Governor Parson Encourages Missourians to Think Safety as Flooding Continues

 — – Governor Mike Parson today urged Missourians to use caution around floodwater as Missouri River levels near cresting at major flood stage in some Missouri communities. Rain will move into the western part of the state tonight through Wednesday morning but is expected to have minimal effect on current river levels.

“Our prayers go out to our neighbors in Nebraska and Iowa who have been hit with devastating flood impacts,” Governor Parson said. “As flooding in Missouri continues to keep roads closed and impact homeowners and farmers, I encourage Missourians to stay alert and be cautious while near impacted areas. Never drive onto a flooded road, no matter how low the water may appear.”

The Governor cautioned that despite Missouri River crests this week, flooding will remain a hazard well into the spring because of a combination of additional snow melt from the north and the already saturated ground.

In addition to ongoing flood monitoring efforts across the state, the current response includes:

  • MoDOT continues to work with Nebraska and Iowa to provide alternate routes while major roads are closed, including I-29 near Rock Port. Northbound I-29 traffic into Iowa is being detoured at I-35 in Kansas City, where travelers will continue north on I-35 into Iowa. From Des Moines, travelers will drive west on I-80 and continue onto I-680 to connect back with I-29 near the Council Bluffs/Omaha metro area in Iowa. Check the MoDOT Traveler Information Map for road closures at
  • The Missouri State Highway Patrol has additional marine operations troopers and swift-water rescue equipment in northwest Missouri. The Patrol conducted three swift water recues in Holt County over the weekend and troopers are going house-to-house in Watson, Missouri, after the levee breach on the Nishnabotna River.
  • The State Emergency Operations Center is operating at Level 4, enhanced monitoring.  

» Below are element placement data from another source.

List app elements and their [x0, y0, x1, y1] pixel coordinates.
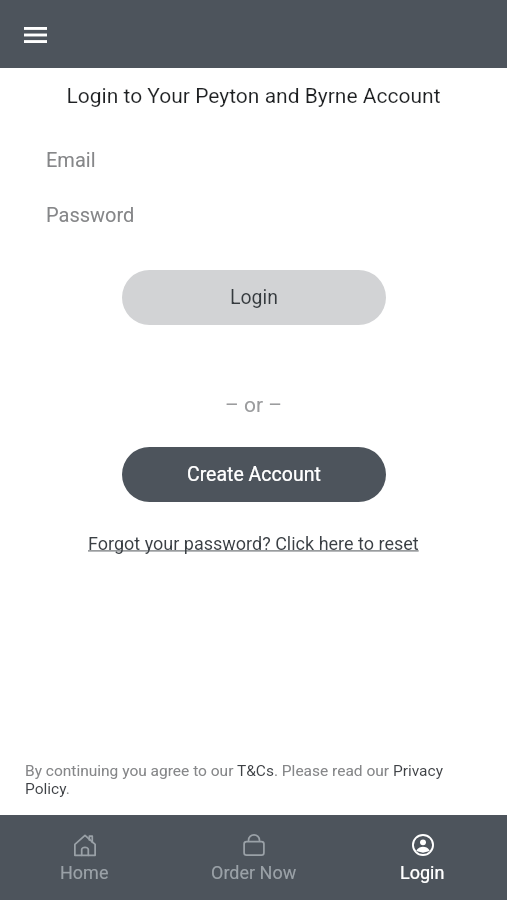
staticText: Login — [230, 286, 279, 309]
staticText: Login to Your Peyton and Byrne Account — [0, 84, 507, 109]
button[interactable]: Open navigation menu — [11, 11, 59, 59]
staticText: Password — [46, 203, 135, 226]
staticText: Email — [46, 148, 96, 171]
button[interactable]: Login — [338, 815, 507, 900]
staticText: Home — [60, 862, 109, 883]
button[interactable]: Home — [0, 815, 169, 900]
staticText: Create Account — [187, 463, 321, 486]
staticText: – or – — [0, 393, 507, 418]
staticText: Order Now — [211, 862, 297, 883]
staticText: By continuing you agree to our T&Cs. Ple… — [25, 762, 457, 798]
button[interactable]: Login — [122, 270, 386, 325]
button[interactable]: Order Now — [169, 815, 338, 900]
button[interactable]: Forgot your password? Click here to rese… — [88, 533, 419, 554]
staticText: Login — [400, 862, 445, 883]
button[interactable]: Create Account — [122, 447, 386, 502]
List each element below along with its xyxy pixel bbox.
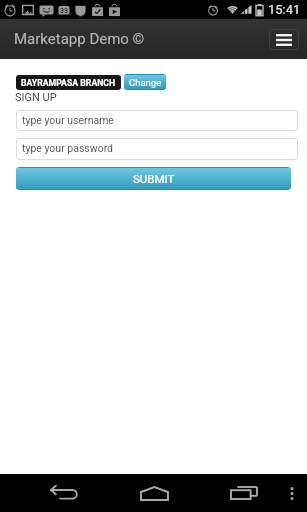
button[interactable]: type your username	[16, 110, 298, 131]
button[interactable]: Home	[132, 477, 176, 509]
button[interactable]: More options	[280, 477, 303, 509]
staticText: type your username	[22, 114, 114, 126]
staticText: type your password	[22, 142, 114, 154]
staticText: SUBMIT	[133, 172, 175, 185]
staticText: Change	[129, 77, 162, 88]
button[interactable]: Change	[124, 75, 166, 89]
staticText: 33	[60, 7, 69, 15]
staticText: SIGN UP	[15, 91, 57, 104]
button[interactable]: Open navigation menu	[269, 29, 299, 50]
staticText: BAYRAMPASA BRANCH	[21, 78, 116, 88]
button[interactable]: type your password	[16, 138, 298, 160]
button[interactable]: SUBMIT	[16, 168, 291, 189]
button[interactable]: Back	[42, 477, 86, 509]
staticText: 15:41	[268, 2, 301, 17]
staticText: Marketapp Demo ©	[14, 30, 145, 48]
button[interactable]: Recent apps	[222, 477, 266, 509]
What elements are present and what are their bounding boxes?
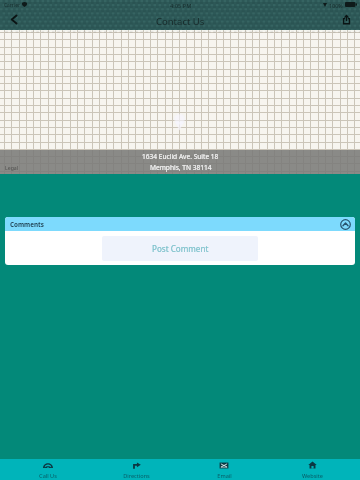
button[interactable]: Directions	[92, 459, 180, 480]
staticText: Email	[217, 472, 232, 480]
staticText: Directions	[123, 472, 150, 480]
button[interactable]: Post Comment	[102, 236, 258, 261]
button[interactable]: Share	[334, 8, 358, 30]
button[interactable]: Back	[2, 8, 26, 30]
staticText: 1634 Euclid Ave. Suite 18	[142, 152, 219, 161]
staticText: Website	[302, 472, 323, 480]
staticText: 100%	[329, 2, 343, 9]
staticText: Call Us	[39, 472, 57, 480]
staticText: Memphis, TN 38114	[150, 163, 212, 172]
button[interactable]: Email	[180, 459, 268, 480]
staticText: Post Comment	[152, 243, 209, 254]
staticText: 4:05 PM	[170, 2, 192, 10]
staticText: Comments	[10, 220, 45, 229]
staticText: Contact Us	[156, 15, 205, 28]
staticText: Carrier	[4, 2, 20, 9]
staticText: Legal	[5, 164, 19, 171]
button[interactable]: Collapse comments	[339, 218, 351, 230]
button[interactable]: Website	[268, 459, 356, 480]
button[interactable]: Call Us	[4, 459, 92, 480]
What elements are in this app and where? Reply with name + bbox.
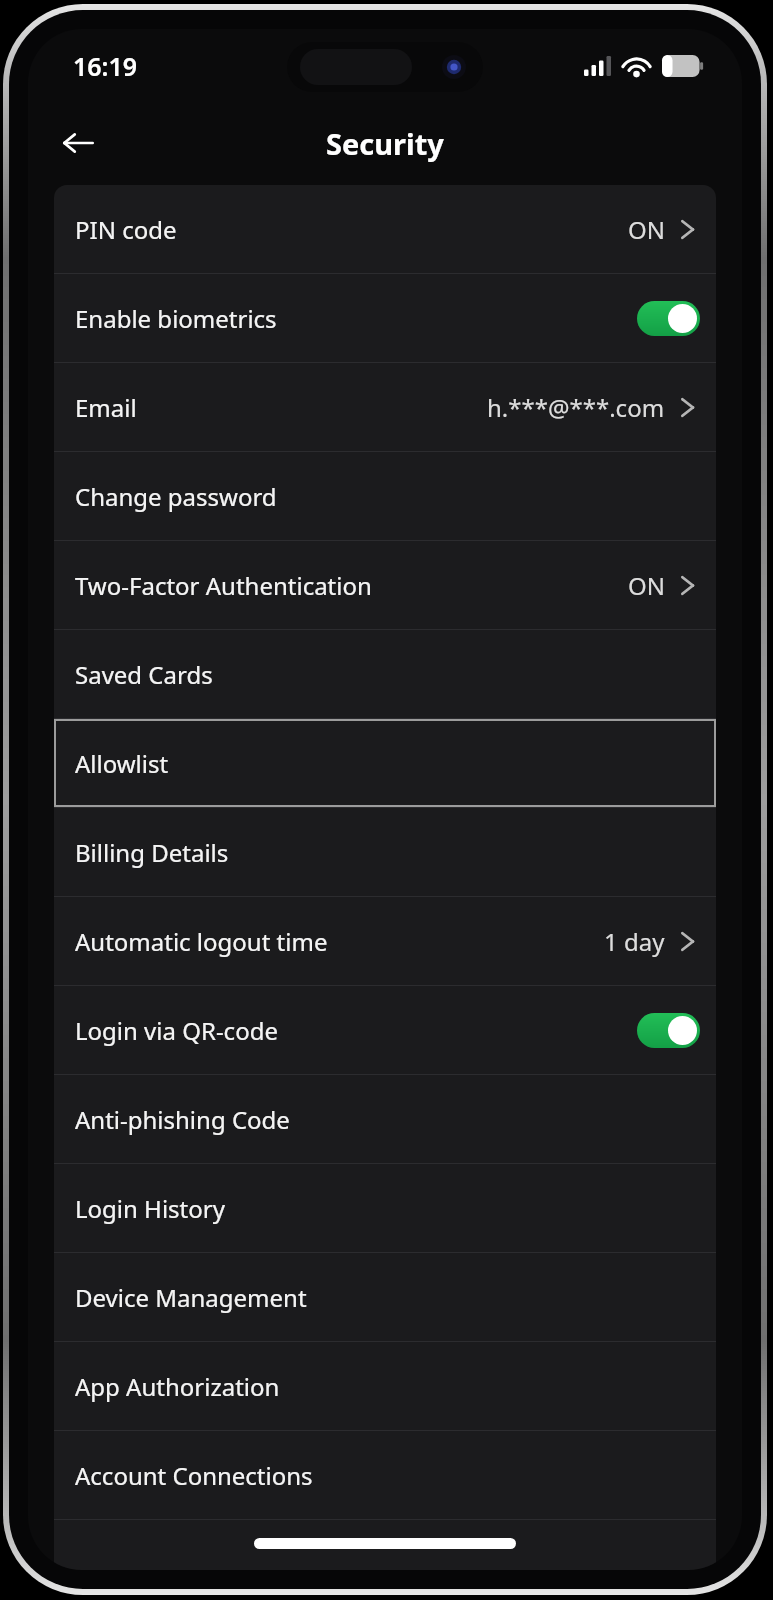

SEMA assisted the city of St. Joseph with recruiting volunteers for sandbagging efforts with the coordination of AmeriCorps St. Louis, Missouri Adventist Community Services, Missouri Baptist Disaster Relief, and the Missouri Department of Corrections. Ten pallets of bottled water were also provided by the Salvation Army for Bigelow and Fortescue in Holt County after a water treatment facility was forced to shut down operations because of flooding.

Missourians should be careful around flooded areas and understand the risks floodwater poses. Standing water can carry infectious diseases and hide other hazards, including road damage, glass, and sewage. Storm drains can create an extremely dangerous situation for anyone caught in the current. Avoid walking through floodwater and keep children from playing in it.